Doctors make a bulimia nervosa diagnosis when patients present symptoms of uncontrollable overeating episodes followed by self-induced vomiting (purging) immediately afterward. Other signs of bulimia nervosa include abuse of laxatives and/or diuretics and excessive exercise to avoid gaining weight. Health problems such as malnutrition, tooth decay, and anemia often affect people with bulimia nervosa as a consequence of purging after meals before food can be absorbed by the intestines. Like other eating disorders, bulimia nervosa causes involve multiple biopsychosocial factors interacting negatively during a person’s childhood and adolescence.
Types of Bulimia Nervosa
Bulimia nervosa treatment programs differ according to a patient’s symptoms. For example, the purging type of bulimia involves overeating, purging and abusing laxatives, diuretics or enemas. The non-purging type involves compensatory behaviors like excessive exercise and fasting without the purging and use of over-the-counter medications to prevent weight gain. Nearly 70 percent of bulimia nervosa patients are diagnosed with the purging type of bulimia.
Bulimia Nervosa Causes
Psychological factors, genetics, and sociocultural influences all play key roles in the development of purging and non-purging bulimia nervosa. Examples of psychological disturbances experienced by teens and adults presenting signs of bulimia nervosa include:
- Low self-esteem
- Generalized anxiety
- Body dysmorphic disorder
- Personality disorders (specifically, obsessive-compulsive and borderline personality disorders)
Society, Culture and the Media
Sociocultural reasons for the beginning of an eating disorder primarily involve the pervasive Western world’s idea of the perfect body–that of being thin and “healthy-looking.” The dual pathway (sociocultural) model of eating disorders theorizes that pathological internalization of this thin ideal will lead to extreme dissatisfaction of the body, recurring dieting behaviors and an eventual, full-blown eating disorder like bulimia nervosa. However, the dual pathway model does not examine the reason why some teens internalize sociocultural influences to the point of needing bulimia nervosa treatment.
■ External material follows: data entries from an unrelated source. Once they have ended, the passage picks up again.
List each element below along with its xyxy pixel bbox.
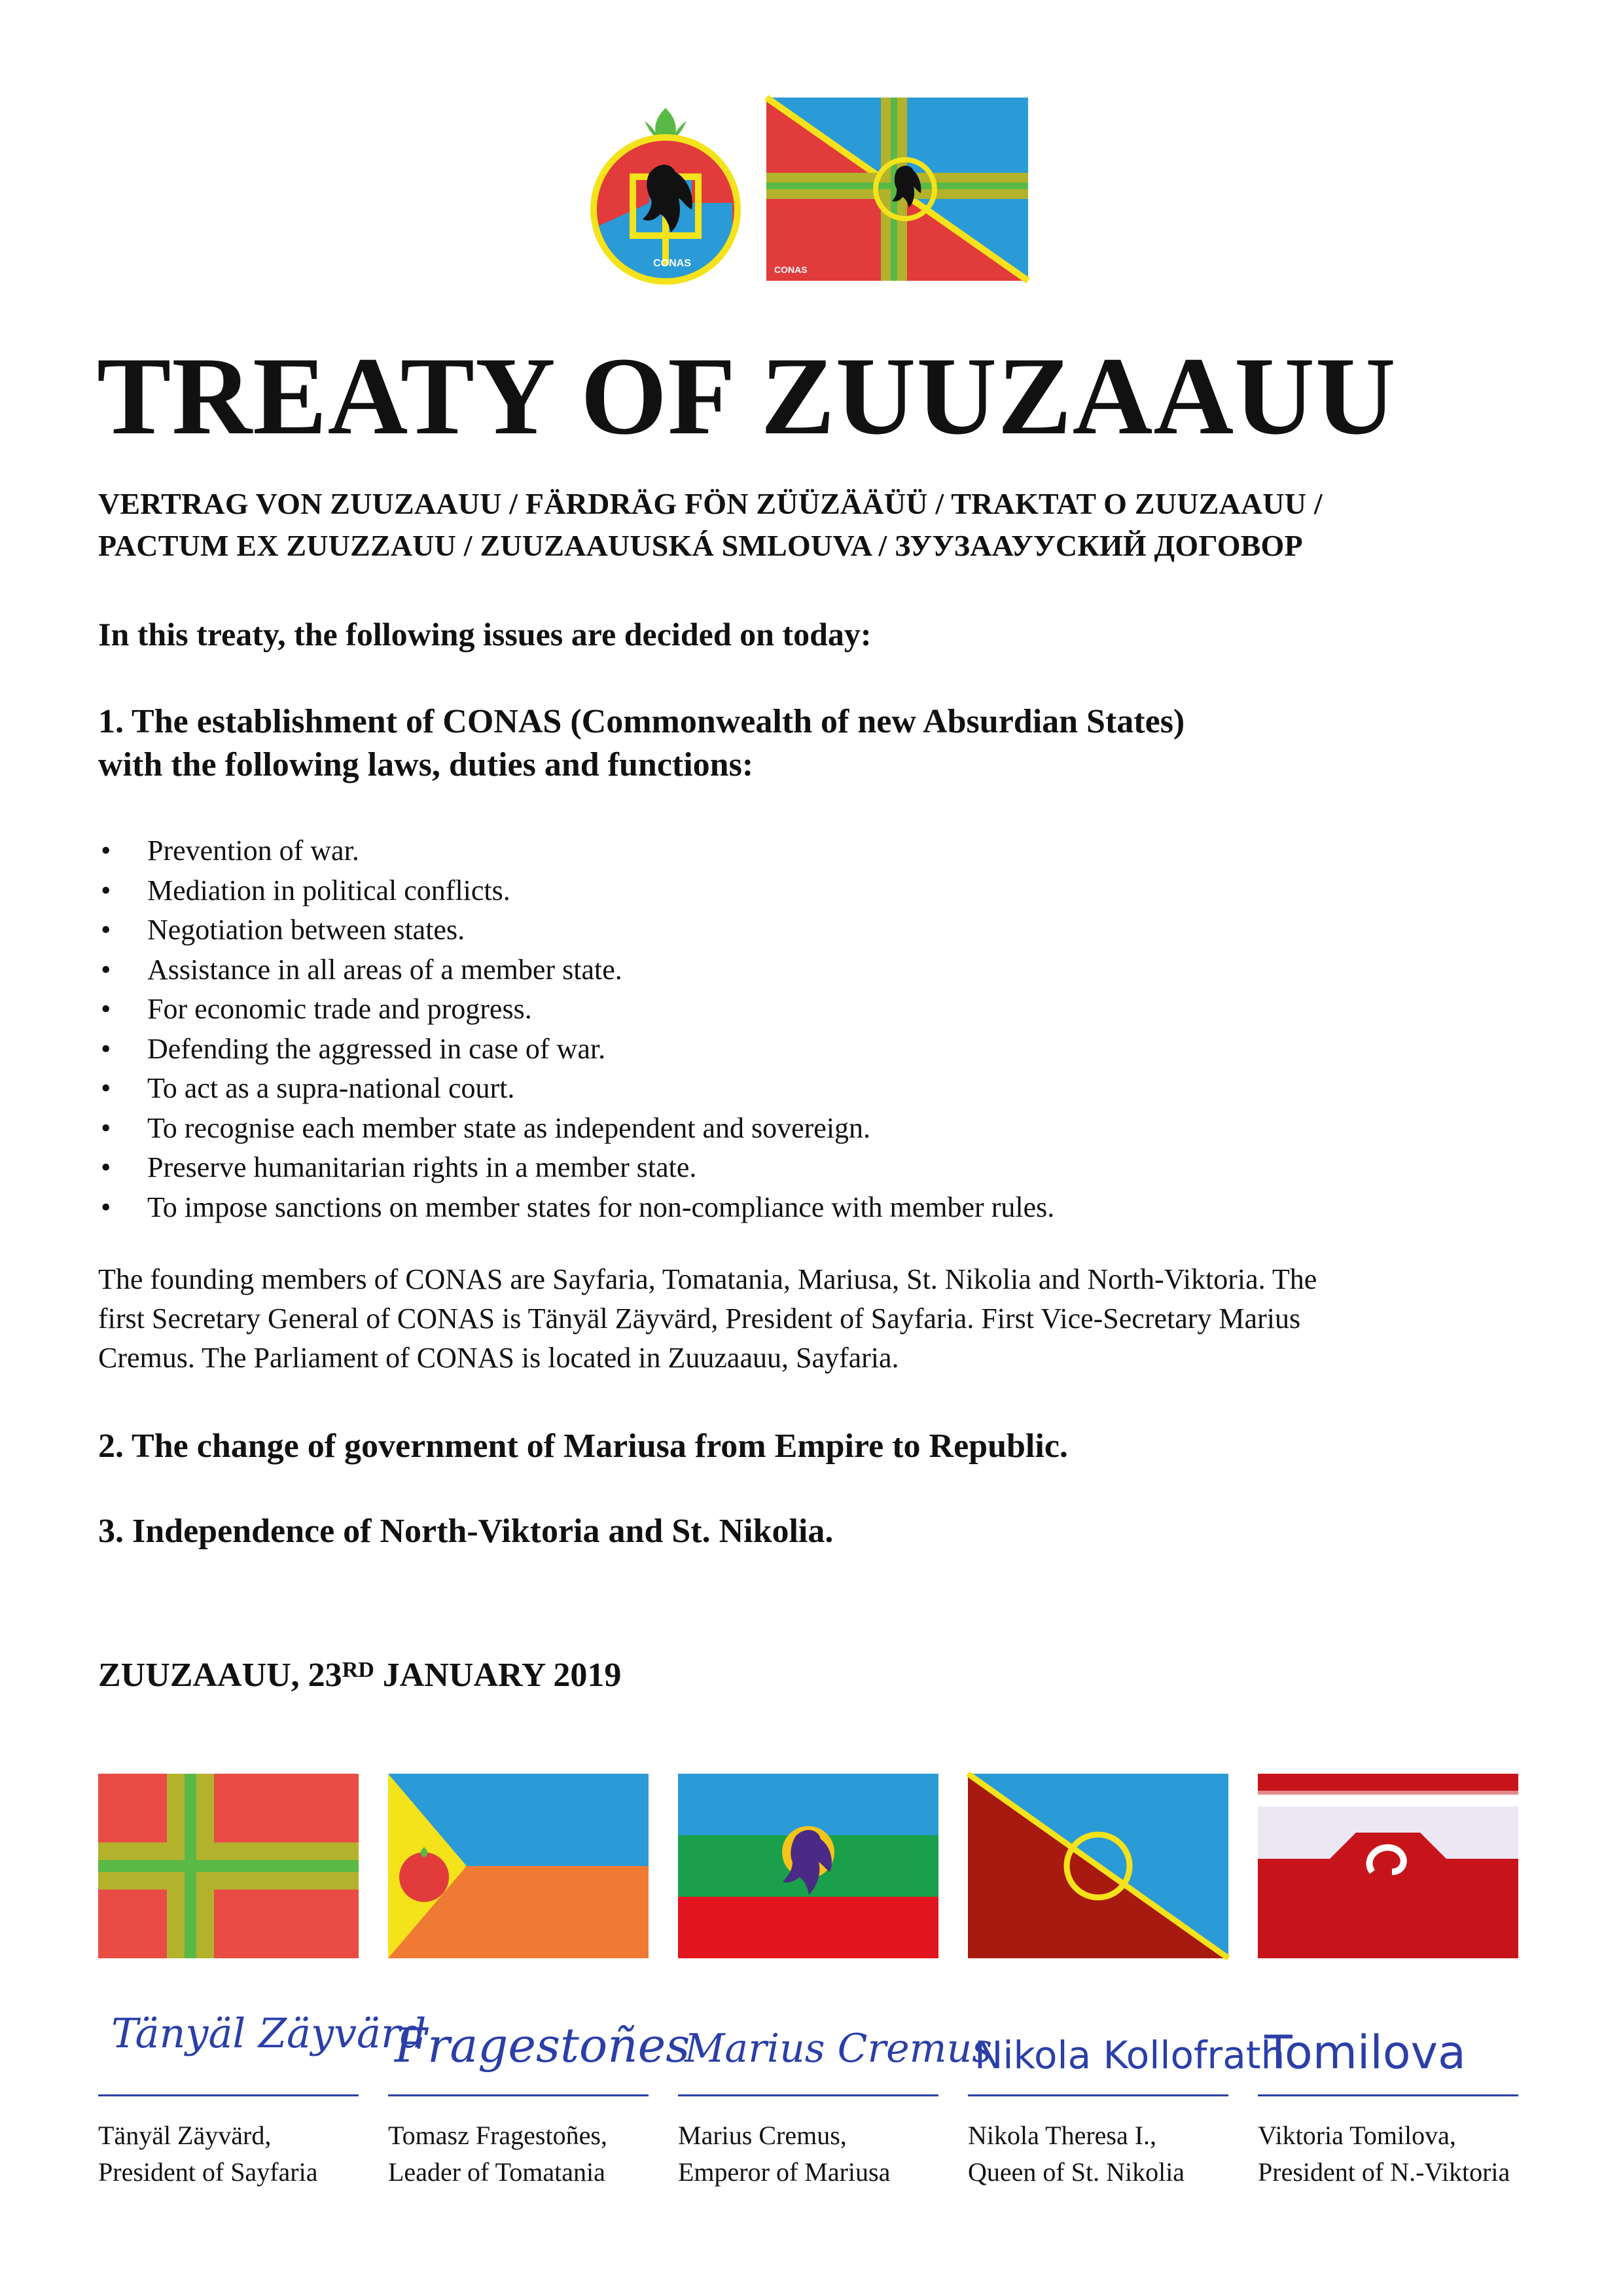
signature-line — [98, 2094, 359, 2096]
signatures — [0, 1990, 1623, 2108]
treaty-date — [98, 1656, 621, 1695]
list-item-text: To recognise each member state as independent and sovereign. — [147, 1111, 871, 1144]
date-day: ZUUZAAUU, 23 — [98, 1657, 342, 1694]
signatory-name: Tänyäl Zäyvärd, — [98, 2121, 272, 2150]
list-item — [98, 871, 1054, 911]
functions-list — [98, 831, 1054, 1227]
paragraph-line: first Secretary General of CONAS is Tänyäl Zäyvärd, President of Sayfaria. First Vice-Secretary Marius — [98, 1302, 1301, 1335]
date-month-year: JANUARY 2019 — [374, 1657, 622, 1694]
list-item-text: For economic trade and progress. — [147, 993, 532, 1025]
signatory — [388, 2117, 663, 2191]
bullet-icon: • — [101, 1072, 111, 1104]
signature-text: Marius Cremus — [685, 2026, 993, 2072]
mariusa-flag-icon — [678, 1774, 938, 1958]
list-item-text: To impose sanctions on member states for non-compliance with member rules. — [147, 1191, 1055, 1223]
bullet-icon: • — [101, 993, 111, 1025]
signature-line — [678, 2094, 938, 2096]
list-item — [98, 1030, 1054, 1069]
bullet-icon: • — [101, 953, 111, 986]
list-item — [98, 990, 1054, 1030]
bullet-icon: • — [101, 874, 111, 906]
translated-titles — [98, 483, 1538, 567]
paragraph-line: Cremus. The Parliament of CONAS is located in Zuuzaauu, Sayfaria. — [98, 1342, 899, 1374]
list-item-text: Negotiation between states. — [147, 914, 465, 946]
signatory-role: Leader of Tomatania — [388, 2157, 605, 2187]
signatory-role: President of Sayfaria — [98, 2157, 318, 2187]
signature-line — [388, 2094, 649, 2096]
emblem-label: CONAS — [653, 258, 691, 269]
signature-image — [1258, 1990, 1518, 2108]
translated-titles-line: PACTUM EX ZUUZZAUU / ZUUZAAUUSKÁ SMLOUVA / ЗУУЗААУУСКИЙ ДОГОВОР — [98, 529, 1303, 562]
signatory — [678, 2117, 953, 2191]
signature-line — [1258, 2094, 1518, 2096]
header-emblems — [0, 95, 1623, 291]
list-item — [98, 1069, 1054, 1109]
section-1-heading-line: with the following laws, duties and functions: — [98, 746, 754, 783]
translated-titles-line: VERTRAG VON ZUUZAAUU / FÄRDRÄG FÖN ZÜÜZÄÄÜÜ / TRAKTAT O ZUUZAAUU / — [98, 487, 1323, 520]
list-item-text: Preserve humanitarian rights in a member state. — [147, 1151, 697, 1183]
bullet-icon: • — [101, 914, 111, 946]
signature-text: Tomilova — [1264, 2026, 1466, 2079]
list-item-text: Prevention of war. — [147, 834, 359, 867]
tomatania-flag-icon — [388, 1774, 649, 1958]
section-2-heading: 2. The change of government of Mariusa from Empire to Republic. — [98, 1427, 1068, 1465]
list-item — [98, 950, 1054, 990]
bullet-icon: • — [101, 1191, 111, 1223]
list-item — [98, 1109, 1054, 1149]
signatory-role: President of N.-Viktoria — [1258, 2157, 1510, 2187]
signatory-role: Emperor of Mariusa — [678, 2157, 891, 2187]
signature-line — [968, 2094, 1228, 2096]
signature-image — [388, 1990, 690, 2108]
date-ordinal: RD — [342, 1658, 374, 1682]
st-nikolia-flag-icon — [968, 1774, 1228, 1958]
document-title: TREATY OF ZUUZAAUU — [97, 334, 1397, 457]
bullet-icon: • — [101, 1111, 111, 1144]
signatory — [1258, 2117, 1533, 2191]
signatory-name: Marius Cremus, — [678, 2121, 847, 2150]
list-item — [98, 910, 1054, 950]
paragraph-line: The founding members of CONAS are Sayfaria, Tomatania, Mariusa, St. Nikolia and North-Viktoria. The — [98, 1263, 1317, 1295]
list-item — [98, 831, 1054, 871]
signature-image — [968, 1990, 1285, 2108]
list-item — [98, 1148, 1054, 1188]
section-1-heading — [98, 700, 1185, 787]
list-item — [98, 1188, 1054, 1228]
bullet-icon: • — [101, 834, 111, 867]
bullet-icon: • — [101, 1032, 111, 1065]
signatory — [968, 2117, 1243, 2191]
signatory-name: Viktoria Tomilova, — [1258, 2121, 1456, 2150]
signature-text: Nikola Kollofrath — [974, 2033, 1285, 2077]
signatory-role: Queen of St. Nikolia — [968, 2157, 1185, 2187]
signature-text: Fragestoñes — [395, 2018, 690, 2073]
founding-members-paragraph — [98, 1260, 1538, 1378]
section-1-heading-line: 1. The establishment of CONAS (Commonwealth of new Absurdian States) — [98, 703, 1185, 740]
list-item-text: To act as a supra-national court. — [147, 1072, 515, 1104]
signatory-name: Nikola Theresa I., — [968, 2121, 1157, 2150]
conas-flag-icon — [766, 98, 1028, 281]
conas-emblem-icon — [587, 95, 744, 291]
member-flags — [0, 1774, 1623, 1970]
signature-image — [98, 1990, 427, 2108]
signature-image — [678, 1990, 993, 2108]
intro-text: In this treaty, the following issues are decided on today: — [98, 616, 872, 653]
signatory — [98, 2117, 373, 2191]
section-3-heading: 3. Independence of North-Viktoria and St. Nikolia. — [98, 1513, 834, 1550]
sayfaria-flag-icon — [98, 1774, 359, 1958]
signature-text: Tänyäl Zäyvärd — [111, 2009, 427, 2057]
flag-label: CONAS — [774, 264, 808, 275]
list-item-text: Assistance in all areas of a member state. — [147, 953, 622, 986]
signatory-name: Tomasz Fragestoñes, — [388, 2121, 607, 2150]
bullet-icon: • — [101, 1151, 111, 1183]
list-item-text: Defending the aggressed in case of war. — [147, 1032, 606, 1065]
list-item-text: Mediation in political conflicts. — [147, 874, 510, 906]
north-viktoria-flag-icon — [1258, 1774, 1518, 1958]
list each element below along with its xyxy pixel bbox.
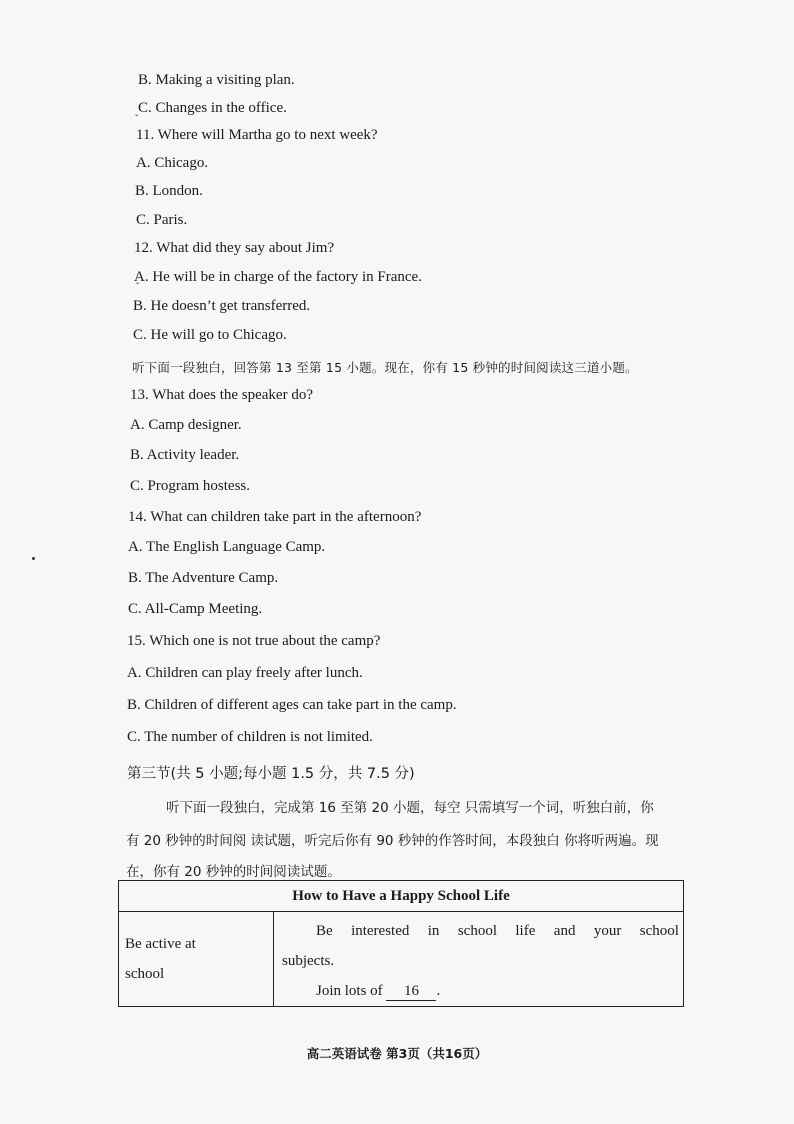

Genetics of Bulimia Nervosa
Signs of bulimia nervosa and anorexia nervosa are thought to be moderately heritable. Twin studies of purging, dietary restraint, and self-induced vomiting indicate these behaviors are between 45 and 72 percent inherited via genetic markers. In addition, fixation on weight, food and body dissatisfaction further support heritability of an eating disorder. Although molecular genetic research into the development of eating disorders is just beginning, certain genes have already been identified as possible markers for bulimia nervosa and anorexia nervosa, specifically the estrogen receptor ß gene, the UCP-2/UCP-3 gene, and the 5-HT2A receptor gene.
The Role of Serotonin in Bulimia Nervosa
Anxiety, depression and obsessive-compulsive behaviors frequently accompany eating disorders. Reduced serotonin levels in the brain are known to be partially responsible for numerous psychological problems involving mood, sleep, appetite, and motivation. Evaluation of patients given a bulimia nervosa diagnosis have found significantly lower levels of blood serotonin content which could promote the development of signs of bulimia nervosa. However, researchers have not determined that only serotonin dysregulation is a primary cause of bulimia nervosa or anorexia nervosa.
Bulimia Nervosa Treatment Methods
Following a clinical bulimia nervosa diagnosis by doctors specializing in eating disorders, treatment may involve the following:
- Psychoanalytic/psychodynamic therapy (cognitive behavioral therapy, interpersonal therapy, dialectical behavior therapy)
- Psychosocial interventions
- Nutritional education/rehabilitation
- Family therapy
- Group therapy
Patients entering residential treatment for bulimia nervosa often require some level of medical stabilization before they can begin psychotherapies. Physical signs of bulimia nervosa can be severe enough to warrant emergency medical services. Long-term, self-induced vomiting often causes callusing and unhealed abrasions of the fingers and knuckles, periodontal disease due to stomach acids eroding teeth and gums and esophageal bleeding. Symptoms of moderate to severe malnutrition include dehydration, heart arrhythmia, absence of menstrual periods in women, fainting and even shock.